The Ruby language was designed by @yukihiro_matz to bring happiness and joy to programming and to focus on the "human" factor. It seemed to work because people started to love Ruby and still do.

Check out the "The Philosophy of Ruby" from 2003 to get a full picture of the philosophy right before Rails came into the picture.

artima.com/intv/ruby.html
Rails coopted this philosophy and lifted its "doctrinal pillar" straight from Ruby.

rubyonrails.org/doctrine/#opti…
So Rails had this going for it:

1. Developers loved it
2. Quick dev process
3. It was prescriptive (opinionated and golden path)

Because of these, businesses started to love it.
Once the businesses were on board the Rails community started to grow like crazy and DOMINATED the Ruby landscape like no other framework/programming language relationship I know of.
This combination of domination of the Ruby landscape, philosophy of golden path (convention over configuration, monolithic architecture, etc) and the fact that so many businesses were using it as their core technology, means that almost every problem has been solved.
And not just solved but open-sourced via an easy to integrate gem or answered on StackOverflow, specifically tailored to Rails. Not only easy to integrate but allow adhering to the core Rails philosophy.
This, I believe, is what JS developers are pining for in this recent flurry of attention. Both with Node and front end JS, there is a framework for every flavor. There are all kinds of benefits to this but one obvious downside is that there is no consolidation of solutions.
There have been many attempts to make a Rails-like system in Node/JS. Probably too many to list. Loopback and Sails are an example. Some would argue express but I think express is closer to Sinatra or Flask than Rails/Django.
It appears there are about to be many more.
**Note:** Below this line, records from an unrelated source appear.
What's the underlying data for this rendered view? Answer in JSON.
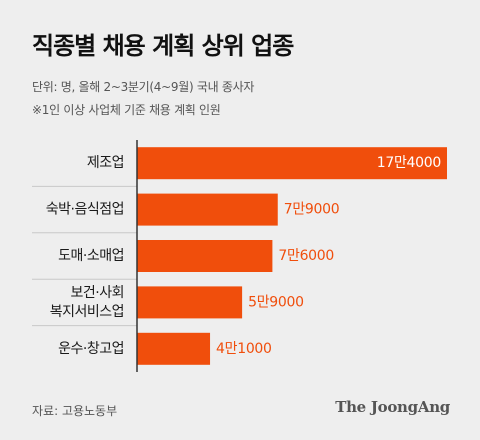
{
  "header": {
    "title": "직종별 채용 계획 상위 업종",
    "unit_note": "단위: 명, 올해 2~3분기(4~9월) 국내 종사자",
    "scope_note": "※1인 이상 사업체 기준 채용 계획 인원"
  },
  "chart_data": {
    "type": "bar",
    "orientation": "horizontal",
    "title": "직종별 채용 계획 상위 업종",
    "categories": [
      [
        "제조업"
      ],
      [
        "숙박·음식점업"
      ],
      [
        "도매·소매업"
      ],
      [
        "보건·사회",
        "복지서비스업"
      ],
      [
        "운수·창고업"
      ]
    ],
    "values": [
      174000,
      79000,
      76000,
      59000,
      41000
    ],
    "value_labels": [
      "17만4000",
      "7만9000",
      "7만6000",
      "5만9000",
      "4만1000"
    ],
    "xlim": [
      0,
      174000
    ],
    "grid": false,
    "legend": "none"
  },
  "footer": {
    "source": "자료: 고용노동부",
    "brand": "The JoongAng"
  },
  "colors": {
    "background": "#eeeeee",
    "bar": "#f04e0c",
    "label_in_bar": "#ffffff",
    "label_outside": "#f04e0c",
    "axis": "#333333",
    "separator": "#c8c8c8"
  }
}
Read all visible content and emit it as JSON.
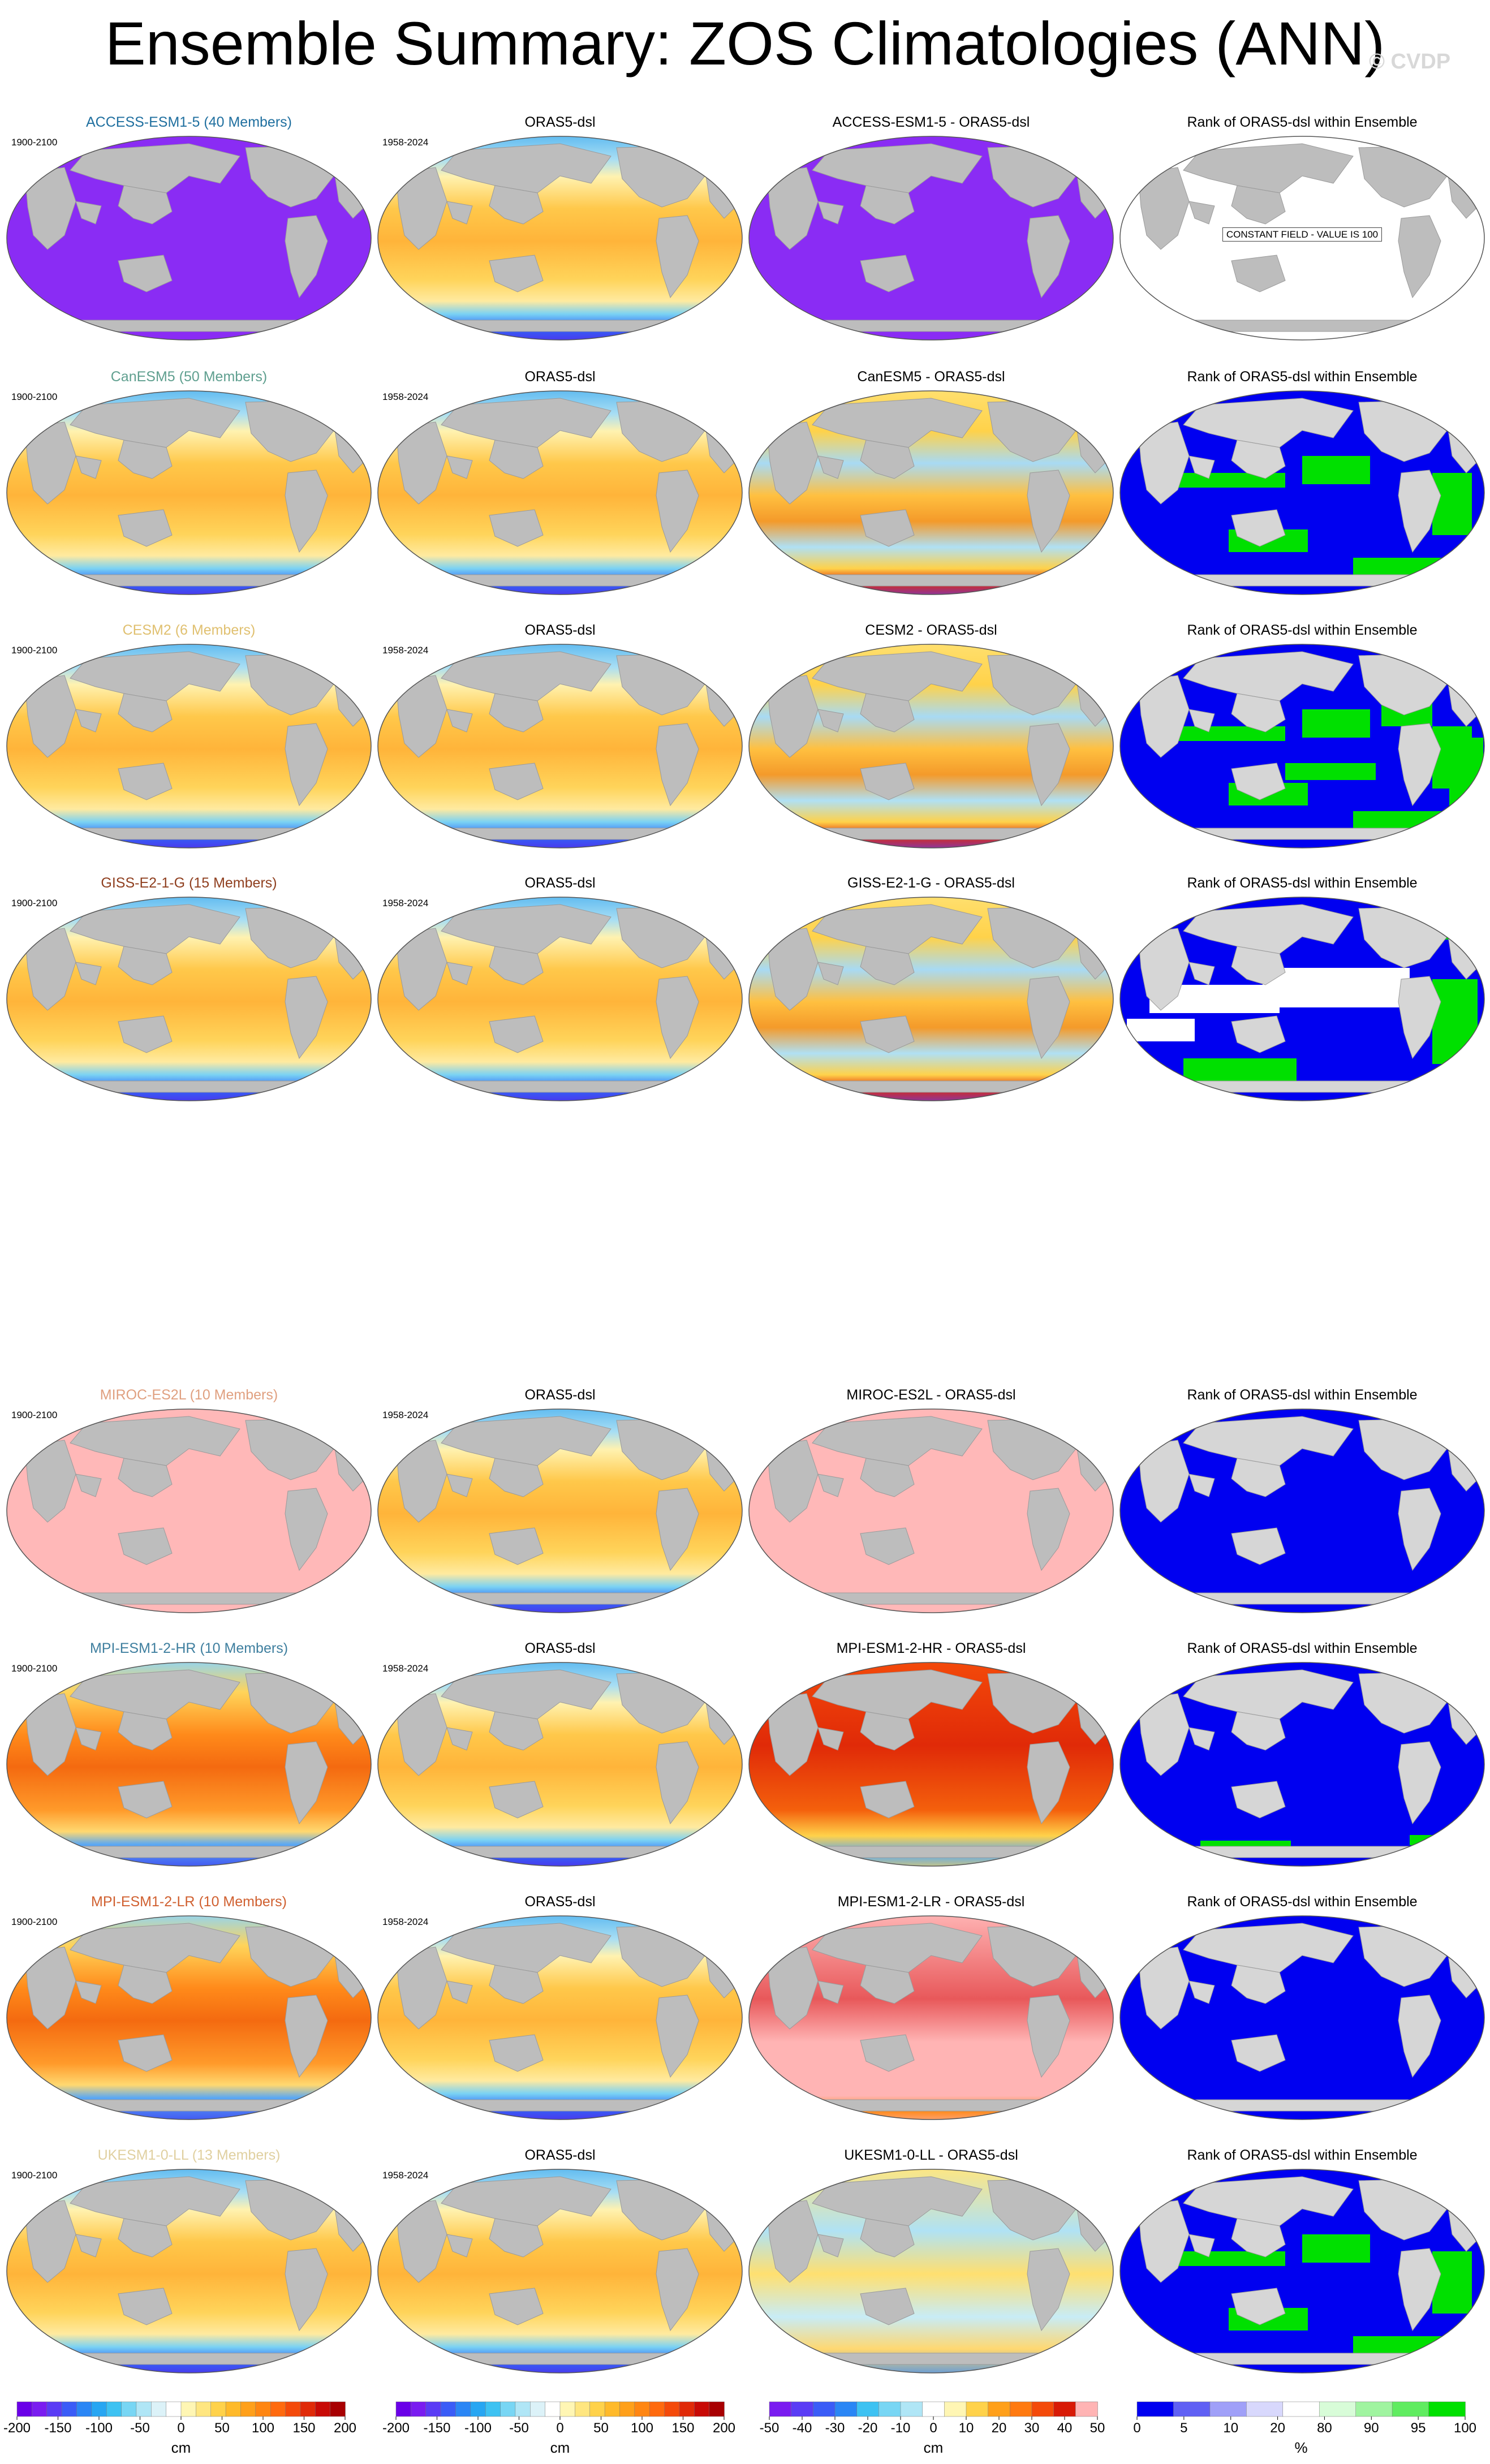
{
  "title": "Ensemble Summary: ZOS Climatologies (ANN)",
  "watermark": "© CVDP",
  "rank_title": "Rank of ORAS5-dsl within Ensemble",
  "obs_name": "ORAS5-dsl",
  "obs_period": "1958-2024",
  "model_period": "1900-2100",
  "constant_note": "CONSTANT FIELD - VALUE IS 100",
  "rows": [
    {
      "model_label": "ACCESS-ESM1-5 (40 Members)",
      "diff_label": "ACCESS-ESM1-5 - ORAS5-dsl",
      "label_color": "#1f6f9f",
      "model_style": "const_purple",
      "diff_style": "const_purple",
      "rank_style": "white",
      "constant": true
    },
    {
      "model_label": "CanESM5 (50 Members)",
      "diff_label": "CanESM5 - ORAS5-dsl",
      "label_color": "#5f9f8f",
      "model_style": "obs",
      "diff_style": "mixed",
      "rank_style": "blue_green",
      "constant": false
    },
    {
      "model_label": "CESM2 (6 Members)",
      "diff_label": "CESM2 - ORAS5-dsl",
      "label_color": "#e0c070",
      "model_style": "obs",
      "diff_style": "mixed",
      "rank_style": "blue_green_more",
      "constant": false
    },
    {
      "model_label": "GISS-E2-1-G (15 Members)",
      "diff_label": "GISS-E2-1-G - ORAS5-dsl",
      "label_color": "#8f3f1f",
      "model_style": "obs",
      "diff_style": "mixed",
      "rank_style": "blue_white_green",
      "constant": false
    },
    {
      "model_label": "MIROC-ES2L (10 Members)",
      "diff_label": "MIROC-ES2L - ORAS5-dsl",
      "label_color": "#e0a080",
      "model_style": "const_pink",
      "diff_style": "const_pink",
      "rank_style": "blue",
      "constant": false
    },
    {
      "model_label": "MPI-ESM1-2-HR (10 Members)",
      "diff_label": "MPI-ESM1-2-HR - ORAS5-dsl",
      "label_color": "#3f7f9f",
      "model_style": "warm",
      "diff_style": "red",
      "rank_style": "blue_bit_green",
      "constant": false
    },
    {
      "model_label": "MPI-ESM1-2-LR (10 Members)",
      "diff_label": "MPI-ESM1-2-LR - ORAS5-dsl",
      "label_color": "#d06030",
      "model_style": "warm",
      "diff_style": "pink_red",
      "rank_style": "blue",
      "constant": false
    },
    {
      "model_label": "UKESM1-0-LL (13 Members)",
      "diff_label": "UKESM1-0-LL - ORAS5-dsl",
      "label_color": "#e0d0a0",
      "model_style": "obs",
      "diff_style": "mixed_light",
      "rank_style": "blue_green",
      "constant": false
    }
  ],
  "colorbars": [
    {
      "unit": "cm",
      "ticks": [
        "-200",
        "-150",
        "-100",
        "-50",
        "0",
        "50",
        "100",
        "150",
        "200"
      ],
      "colors": [
        "#6a00e8",
        "#7a1cf0",
        "#5a3cf5",
        "#3a5cf7",
        "#2a86f5",
        "#27a6f2",
        "#3dc2f2",
        "#78d6f4",
        "#b0e6f6",
        "#dcf2f8",
        "#ffffff",
        "#fff6b4",
        "#ffe680",
        "#ffd24a",
        "#ffba2a",
        "#ffa01a",
        "#ff8612",
        "#ff6a0e",
        "#f44a0a",
        "#e02a08",
        "#c80a06",
        "#a80002"
      ]
    },
    {
      "unit": "cm",
      "ticks": [
        "-200",
        "-150",
        "-100",
        "-50",
        "0",
        "50",
        "100",
        "150",
        "200"
      ],
      "colors": [
        "#6a00e8",
        "#7a1cf0",
        "#5a3cf5",
        "#3a5cf7",
        "#2a86f5",
        "#27a6f2",
        "#3dc2f2",
        "#78d6f4",
        "#b0e6f6",
        "#dcf2f8",
        "#ffffff",
        "#fff6b4",
        "#ffe680",
        "#ffd24a",
        "#ffba2a",
        "#ffa01a",
        "#ff8612",
        "#ff6a0e",
        "#f44a0a",
        "#e02a08",
        "#c80a06",
        "#a80002"
      ]
    },
    {
      "unit": "cm",
      "ticks": [
        "-50",
        "-40",
        "-30",
        "-20",
        "-10",
        "0",
        "10",
        "20",
        "30",
        "40",
        "50"
      ],
      "colors": [
        "#7a1cf0",
        "#5a3cf5",
        "#3a5cf7",
        "#2a86f5",
        "#3dc2f2",
        "#78d6f4",
        "#b0e6f6",
        "#ffffff",
        "#fff6b4",
        "#ffd24a",
        "#ffa01a",
        "#ff7a10",
        "#f44a0a",
        "#d81a06",
        "#ffb4b4"
      ]
    },
    {
      "unit": "%",
      "ticks": [
        "0",
        "5",
        "10",
        "20",
        "80",
        "90",
        "95",
        "100"
      ],
      "colors": [
        "#0000f0",
        "#6060f4",
        "#a0a0f8",
        "#d8d8fc",
        "#ffffff",
        "#d8fcd8",
        "#a0f4a0",
        "#60ec60",
        "#00e000"
      ]
    }
  ]
}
Will it work? I don't know. My guess is no. The JS community is so broad and diverse I doubt there will be anything monolithic that will dominate enough to solve a majority of business problems in a single framework like Rails has done.
To cap this thing off, I would still advise building with a full JS stack even though I fully believe in all the benefits that Rails brings to the table. Consolidating to a single language is so beneficial that it overrides the tradeoffs that are made.